I've noticed solr 4.0 has a join function and I would like to use it to join subdocuments.
Something like
<book>
<bookid>1</bookid>
<Title>This book is epic</title>
</book>
<page>
<bookid>1</bookid>
<number>1</number>
<pagecontent>this is the first page of the epic book</pagecontent>
</page>
<page>
<bookid>1</bookid>
<number>2</number>
<pagecontent>this is the second page of the epic book</pagecontent>
</page>
How can I join these subdocuments?
I would like to query this like q=text:second .
Where text is a copyfield with all other fields in it.
The result should be the second page and its book. I have a more complex schema then just book and page. There are also other types of subdocuments with parent id:book.
In Solr 3.6 I'm storing all these subdocuments as multivaluefields and check if the combination exists with a concatination field. This isn't a good method and requires alot of coding + it relies on Strings.contains of Java. I hope solr 4.0 join can help me. But I dont understand how to write the correct query and how to retrieve results like book with list of pages.

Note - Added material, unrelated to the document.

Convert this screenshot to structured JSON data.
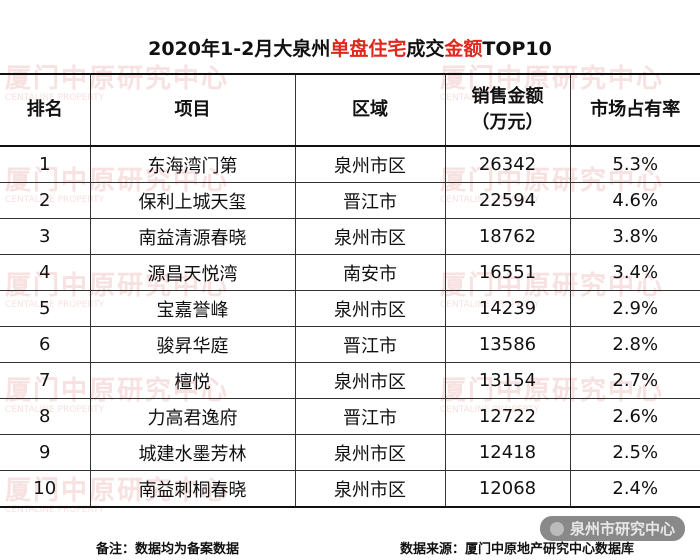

I've also read about using multiple indexes for each subdoc type but I don't know how this would affect document scoring etc.
Edit:
Here they say they only put the results of the inner query in the final result. Should I do 2 queries with the id's changed and then combine the resutls? This also feels bad to me...
New answer: Index parent child and use blockjoin query. See blockjoin info
The answer below is old. New solr versions support blockjoin without need to write plugins etc.
I've used the lucenequerytimejoin(this join has scoring options on subdocuments) by making a queryparserplugin for solr.
This link explains a bit what I've done: Querytimejoin Solr
Here the quertimejoin gets explained by one of the lucene devs: Blog QueryTimeJoin
This solution does not support multiple cores.(the trunk solr join has this).